Tuckernde Sounds starten dann „Zaubertrank“. Langsam entwickelt sich eine einfache Melodiefolge, die sich immer weiter in den Vordergrund schiebt, bis dann Mellotron artige Klänge einsetzen. Mystisch wandelt dieser Track dahin um dann mit Synthiechören und Streichersounds zu enden. Dass Titelstück besteht zunächst aus zerhackten, schnell aufeinander folgenden Synthieklängen, die dann durch technologisch wirkende Klänge abgelöst werden. Ich kann mir bei diesem Sounds gut die weiße Weite einer Eislandschaf vorstellen. Auch wirken die Sounds eine Spur bedrohlich, so als komme etwas auf den Hörer zu. Dieser Track eignet sich damit auch perfekt für den Spannungsaufbau eines Filmes.

„Es gibt keine mehr“ ist mit 13:30 (auf dem Cover ist der Track mit 13:15 angegeben) längste Track des Albums. Schnell kommen Sounds auf, die an Tangerine Dream der 80'er Jahre erinnern. Die Klanglandschaften und Melodielinien sind traumhaft. Hier kommen dann auch Gitarren zum Einsatz.

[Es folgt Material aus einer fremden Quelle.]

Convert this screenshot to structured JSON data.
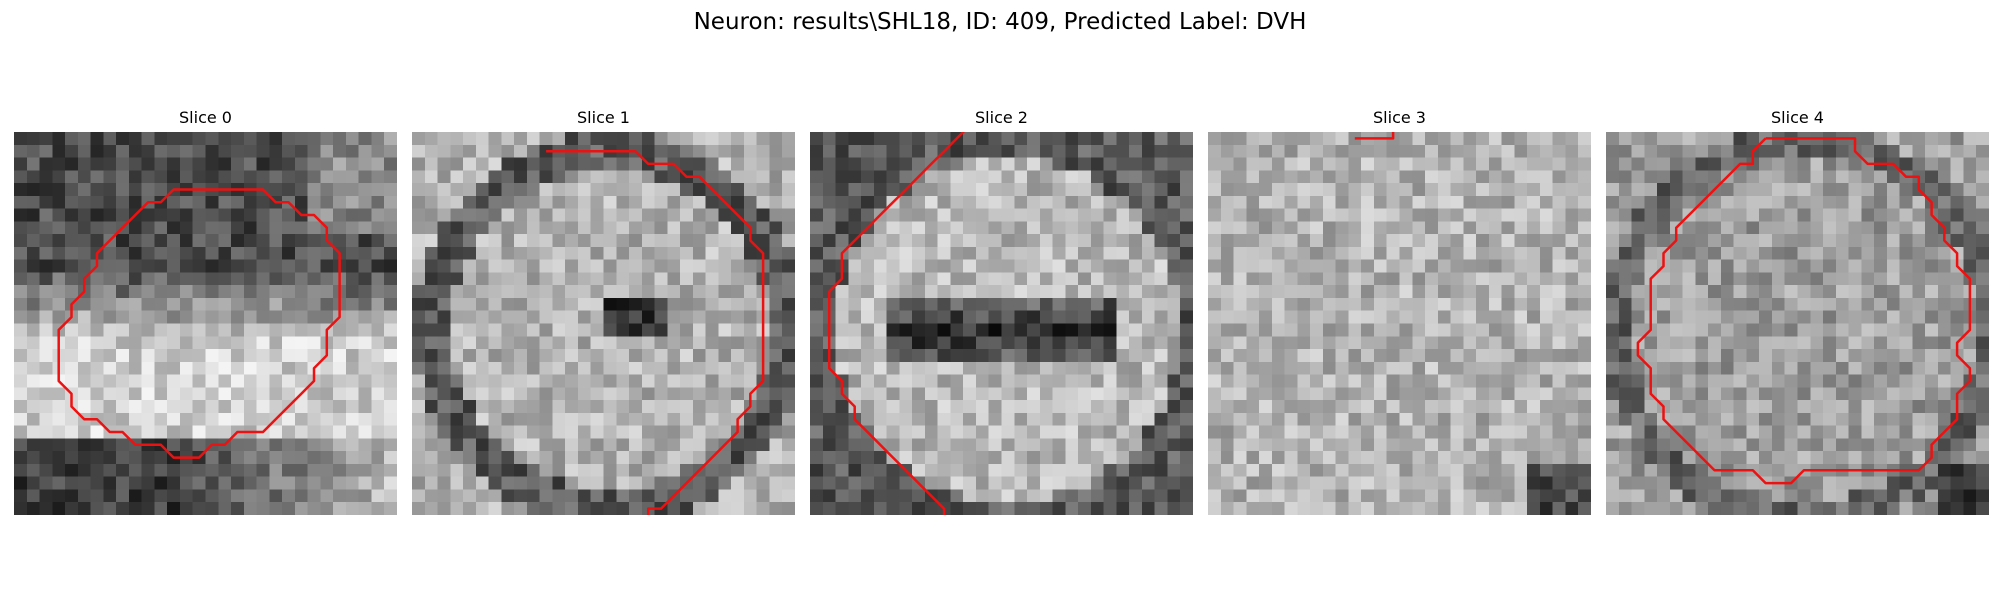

Es klingt so ein bisschen wie die Mischung aus Tangerine Dream und Alan Parsons. Langsam entwickelt sich das Stück, steigert sich, um dann zum Ende hin zu entschleunigen.

Akzentuiert mit zunächst spärlich gesetzten Synthietupfern beginnt „Kirlian“. Fast wirkt es anfangs wie ein John Carpenter Track, doch sobald es nach etwas mehr als einer Minute rhythmischer wird, entwickelt sich ein wunderbarer, fesselnder Part, bei dem Nachahmer auf dem Rhythmus zu improvisieren scheint und die Synthies teilweise zum zirpen bringt. Ein hypnotischer Track.

Synthie-Winde rauschen in „Die einsamen Schatten“ dahin. Dazu kommen dann auch recht melancholische Klänge. Ganz anders stellt sich der Abschlusstrack „Der Mothmann“ dar. Hackende Synthiemotive, unterlegt mit echohaften Synthiesounds bestimmen zunächst das Bild. Nach und nach kommt dann aber ein Motiv in den Vordergrund und auch der Rhythmus wird angezogen. Das klingt hochgradig spannend. Vor allem im zweiten Teil, wenn der Rhythmus noch mehr an Fahrt aufgenommen hat, wird dieser Track unwiderstehlich. Ein tolles Stück, das für mich den Höhepunkt dieser Veröffentlichung darstellt.

Mit seinem zweiten Album „Eiszeit“ hat der unter dem Pseudonym Wolfgang Nachahmer agierende Elektronikmusiker ein weiteres Album mit tollen Melodien und Sounds erstellt, das den Spirit der „Berliner Schule“ der 80'er Jahre aufnimmt und sie mit einer eigenen Handschrift ausführt. Ein gelungenes Werk das die Spannung der wahren Identität weiter anheizen wird.